Hyperbranched Poly(phenylene sulfide) and Poly(phenylene sulfone)
Hyperbranched poly(phenylene sulfide) was prepared from 3,4-dichlorobenzenethiol. This monomer was treated with potassium carbonate in an amide solvent, either N,N-dimethylformamide (DMF) or N-methylpyrrolidone (NMP). Polymerization for 24 hours at 100 oC in DMF gave a polymer with a Mw of 17 kD and a polydispersity of 2.0. Polymerization for 8.5 hours at 150 oC in NMP gave a polymer with a Mw of 16 kD and a polydispersity of 1.5. Addition of 1,3,5-trichlorobenzene as a multifunctional core to the polymerizations gave reduced Mw and lower polydispersity. Addition of 1 core for every 50 monomers gave a polymer with a Mw of 8.4 kD and a polydispersity of 1.2 in DMF and a polymer with a Mw of 13 kD and a polydispersity of 1.3 in NMP. The polymers were primarily characterized by size exclusion chromatography with light scattering detection (which provided the molecular weights and distributions) and by thermal methods.
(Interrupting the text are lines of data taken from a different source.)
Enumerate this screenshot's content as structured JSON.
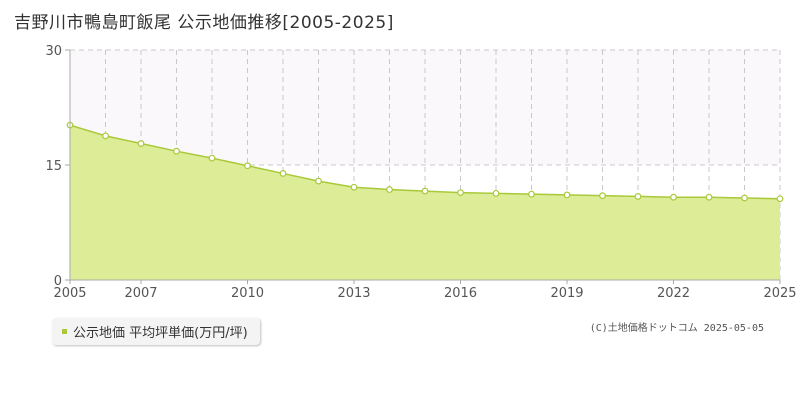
{
  "title": "吉野川市鴨島町飯尾 公示地価推移[2005-2025]",
  "legend": {
    "label": "公示地価 平均坪単価(万円/坪)"
  },
  "credit": "(C)土地価格ドットコム 2025-05-05",
  "colors": {
    "fill": "#dcec97",
    "line": "#a9c93a",
    "marker_fill": "#ffffff",
    "grid": "#c8c8c8",
    "axis": "#aaaaaa",
    "band": "#fbf8fb"
  },
  "chart_data": {
    "type": "area",
    "title": "吉野川市鴨島町飯尾 公示地価推移[2005-2025]",
    "xlabel": "",
    "ylabel": "",
    "x": [
      2005,
      2006,
      2007,
      2008,
      2009,
      2010,
      2011,
      2012,
      2013,
      2014,
      2015,
      2016,
      2017,
      2018,
      2019,
      2020,
      2021,
      2022,
      2023,
      2024,
      2025
    ],
    "series": [
      {
        "name": "公示地価 平均坪単価(万円/坪)",
        "values": [
          20.2,
          18.8,
          17.8,
          16.8,
          15.9,
          14.9,
          13.9,
          12.9,
          12.1,
          11.8,
          11.6,
          11.4,
          11.3,
          11.2,
          11.1,
          11.0,
          10.9,
          10.8,
          10.8,
          10.7,
          10.6
        ]
      }
    ],
    "xlim": [
      2005,
      2025
    ],
    "ylim": [
      0,
      30
    ],
    "yticks": [
      0,
      15,
      30
    ],
    "xtick_labels": [
      "2005",
      "2007",
      "2010",
      "2013",
      "2016",
      "2019",
      "2022",
      "2025"
    ],
    "grid": true,
    "legend_position": "bottom-left"
  }
}
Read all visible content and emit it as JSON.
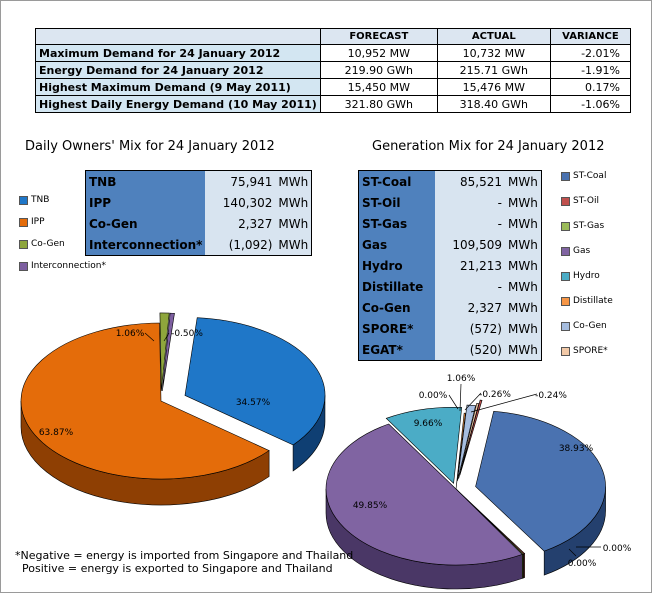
{
  "summary": {
    "headers": [
      "",
      "FORECAST",
      "ACTUAL",
      "VARIANCE"
    ],
    "rows": [
      {
        "label": "Maximum Demand for 24 January 2012",
        "forecast": "10,952  MW",
        "actual": "10,732  MW",
        "variance": "-2.01%"
      },
      {
        "label": "Energy Demand for 24 January 2012",
        "forecast": "219.90  GWh",
        "actual": "215.71  GWh",
        "variance": "-1.91%"
      },
      {
        "label": "Highest Maximum Demand (9 May 2011)",
        "forecast": "15,450  MW",
        "actual": "15,476  MW",
        "variance": "0.17%"
      },
      {
        "label": "Highest Daily Energy Demand (10 May 2011)",
        "forecast": "321.80  GWh",
        "actual": "318.40  GWh",
        "variance": "-1.06%"
      }
    ]
  },
  "owners_title": "Daily Owners' Mix for 24 January 2012",
  "generation_title": "Generation Mix for 24 January 2012",
  "owners_table": [
    {
      "name": "TNB",
      "value": "75,941",
      "unit": "MWh"
    },
    {
      "name": "IPP",
      "value": "140,302",
      "unit": "MWh"
    },
    {
      "name": "Co-Gen",
      "value": "2,327",
      "unit": "MWh"
    },
    {
      "name": "Interconnection*",
      "value": "(1,092)",
      "unit": "MWh"
    }
  ],
  "generation_table": [
    {
      "name": "ST-Coal",
      "value": "85,521",
      "unit": "MWh"
    },
    {
      "name": "ST-Oil",
      "value": "-",
      "unit": "MWh"
    },
    {
      "name": "ST-Gas",
      "value": "-",
      "unit": "MWh"
    },
    {
      "name": "Gas",
      "value": "109,509",
      "unit": "MWh"
    },
    {
      "name": "Hydro",
      "value": "21,213",
      "unit": "MWh"
    },
    {
      "name": "Distillate",
      "value": "-",
      "unit": "MWh"
    },
    {
      "name": "Co-Gen",
      "value": "2,327",
      "unit": "MWh"
    },
    {
      "name": "SPORE*",
      "value": "(572)",
      "unit": "MWh"
    },
    {
      "name": "EGAT*",
      "value": "(520)",
      "unit": "MWh"
    }
  ],
  "owners_legend": [
    {
      "label": "TNB",
      "color": "#1f77c8"
    },
    {
      "label": "IPP",
      "color": "#e46c0a"
    },
    {
      "label": "Co-Gen",
      "color": "#8ea63c"
    },
    {
      "label": "Interconnection*",
      "color": "#7d5fa0"
    }
  ],
  "generation_legend": [
    {
      "label": "ST-Coal",
      "color": "#4a72b0"
    },
    {
      "label": "ST-Oil",
      "color": "#c0504d"
    },
    {
      "label": "ST-Gas",
      "color": "#9bbb59"
    },
    {
      "label": "Gas",
      "color": "#8064a2"
    },
    {
      "label": "Hydro",
      "color": "#4bacc6"
    },
    {
      "label": "Distillate",
      "color": "#f79646"
    },
    {
      "label": "Co-Gen",
      "color": "#a6bddf"
    },
    {
      "label": "SPORE*",
      "color": "#f2c9a7"
    }
  ],
  "footnote": "*Negative = energy is imported from Singapore and Thailand\n  Positive = energy is exported to Singapore and Thailand",
  "chart_data": [
    {
      "type": "pie",
      "title": "Daily Owners' Mix for 24 January 2012",
      "slices": [
        {
          "label": "TNB",
          "value": 34.57,
          "color": "#1f77c8",
          "side": "#0f3f73"
        },
        {
          "label": "IPP",
          "value": 63.87,
          "color": "#e46c0a",
          "side": "#8e3f03"
        },
        {
          "label": "Co-Gen",
          "value": 1.06,
          "color": "#8ea63c",
          "side": "#566a1e"
        },
        {
          "label": "Interconnection*",
          "value": -0.5,
          "color": "#7d5fa0",
          "side": "#4a3766"
        }
      ],
      "data_labels": [
        "34.57%",
        "63.87%",
        "1.06%",
        "-0.50%"
      ]
    },
    {
      "type": "pie",
      "title": "Generation Mix for 24 January 2012",
      "slices": [
        {
          "label": "ST-Coal",
          "value": 38.93,
          "color": "#4a72b0",
          "side": "#24406e"
        },
        {
          "label": "ST-Oil",
          "value": 0.0,
          "color": "#c0504d",
          "side": "#7a2b29"
        },
        {
          "label": "ST-Gas",
          "value": 0.0,
          "color": "#9bbb59",
          "side": "#4d5a22"
        },
        {
          "label": "Gas",
          "value": 49.85,
          "color": "#8064a2",
          "side": "#4a3766"
        },
        {
          "label": "Hydro",
          "value": 9.66,
          "color": "#4bacc6",
          "side": "#256576"
        },
        {
          "label": "Distillate",
          "value": 0.0,
          "color": "#f79646",
          "side": "#9a5416"
        },
        {
          "label": "Co-Gen",
          "value": 1.06,
          "color": "#a6bddf",
          "side": "#6a7ea0"
        },
        {
          "label": "SPORE*",
          "value": -0.26,
          "color": "#f2c9a7",
          "side": "#a5826a"
        },
        {
          "label": "EGAT*",
          "value": -0.24,
          "color": "#c0504d",
          "side": "#7a2b29"
        }
      ],
      "data_labels": [
        "38.93%",
        "0.00%",
        "0.00%",
        "49.85%",
        "9.66%",
        "0.00%",
        "1.06%",
        "-0.26%",
        "-0.24%"
      ]
    }
  ]
}
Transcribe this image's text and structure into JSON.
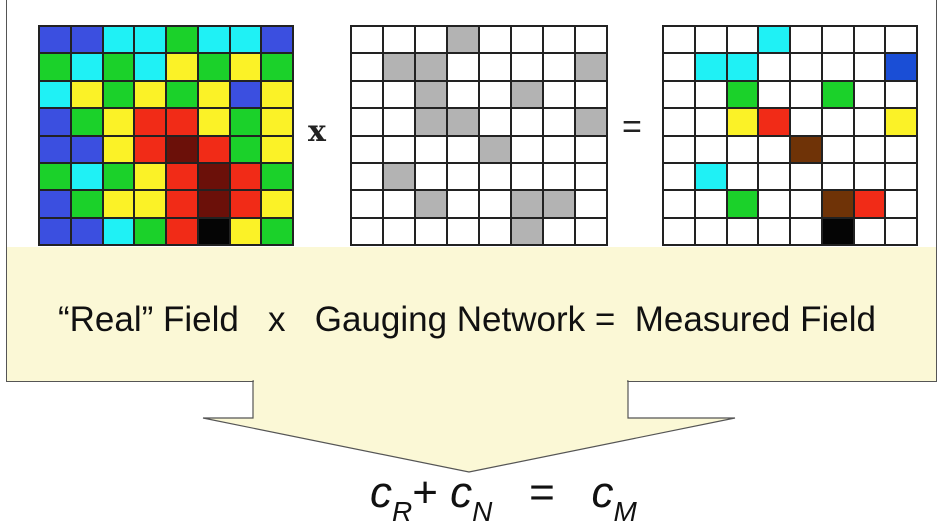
{
  "diagram": {
    "operator_times": "x",
    "operator_equals": "=",
    "caption": "“Real” Field   x   Gauging Network =  Measured Field",
    "equation": {
      "term1": "c",
      "term1_sub": "R",
      "plus": "+",
      "term2": "c",
      "term2_sub": "N",
      "equals": "=",
      "term3": "c",
      "term3_sub": "M"
    },
    "colors": {
      "B": "#3b4fe0",
      "C": "#1ff1f5",
      "G": "#1bd12a",
      "Y": "#fbf227",
      "R": "#f12b17",
      "D": "#6b1009",
      "K": "#050505",
      "W": "#ffffff",
      "S": "#b3b3b3",
      "N": "#6f3307",
      "L": "#1a4ed6"
    },
    "real_field": [
      "BBCCGCCB",
      "GCGCYGYG",
      "CYGYGYBY",
      "BGYRRYGY",
      "BBYRDRGY",
      "GCGYRDRG",
      "BGYYRDRY",
      "BBCGRKYG"
    ],
    "gauging_network": [
      "WWWSWWWW",
      "WSSWWWWS",
      "WWSWWSWW",
      "WWSSWWWS",
      "WWWWSWWW",
      "WSWWWWWW",
      "WWSWWSSW",
      "WWWWWSWW"
    ],
    "measured_field": [
      "WWWCWWWW",
      "WCCWWWWL",
      "WWGWWGWW",
      "WWYRWWWY",
      "WWWWNWWW",
      "WCWWWWWW",
      "WWGWWNRW",
      "WWWWWKWW"
    ]
  }
}
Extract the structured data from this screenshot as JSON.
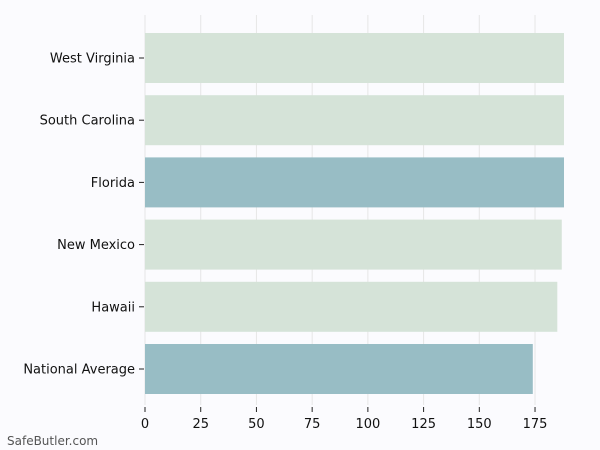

Differential scanning calorimetry (DSC) revealed that the hyperbranched PPS was amorphous with a Tg between 60 and 90 oC and no apparent crystallinity. The polymers prepared in DMF had higher Tg’s than those prepared in NMP. Thermogravimetric analysis revealed that the hyperbranched PPS was very thermally stable, with decomposition temperatures between 400 and 450 oC in both air and N2 atmospheres. In air, complete decomposition occurred by about 625 oC, while approximately 25% of the mass remained at 700 oC under N2. The hyperbranched PPS could be oxidized to hyperbranched poly(phenylene sulfone). This material was completely insoluble, but could be analyzed by thermal methods. By DSC, the Tg of the sulfone was approximately 155 oC, while by TGA the decomposition temperature was 325-375 oC in both air and N2. In air, decomposition was complete by 575 oC, while in N2 about 30% of the mass remained at 700 oC. These simple, one-pot approaches to hyperbranched poly(phenylene sulfide) and hyperbranched poly(phenylene sulfone) from commercially available monomers provide an entry to many further studies and applications for these new materials.
James E. Hanson, Alfredo Mellace, and Julianne Griepenburg. "Hyperbranched Poly(phenylene sulfide) and Poly(phenylene sulfone)" Chemistry of Materials 17 (2005): 1812-1817.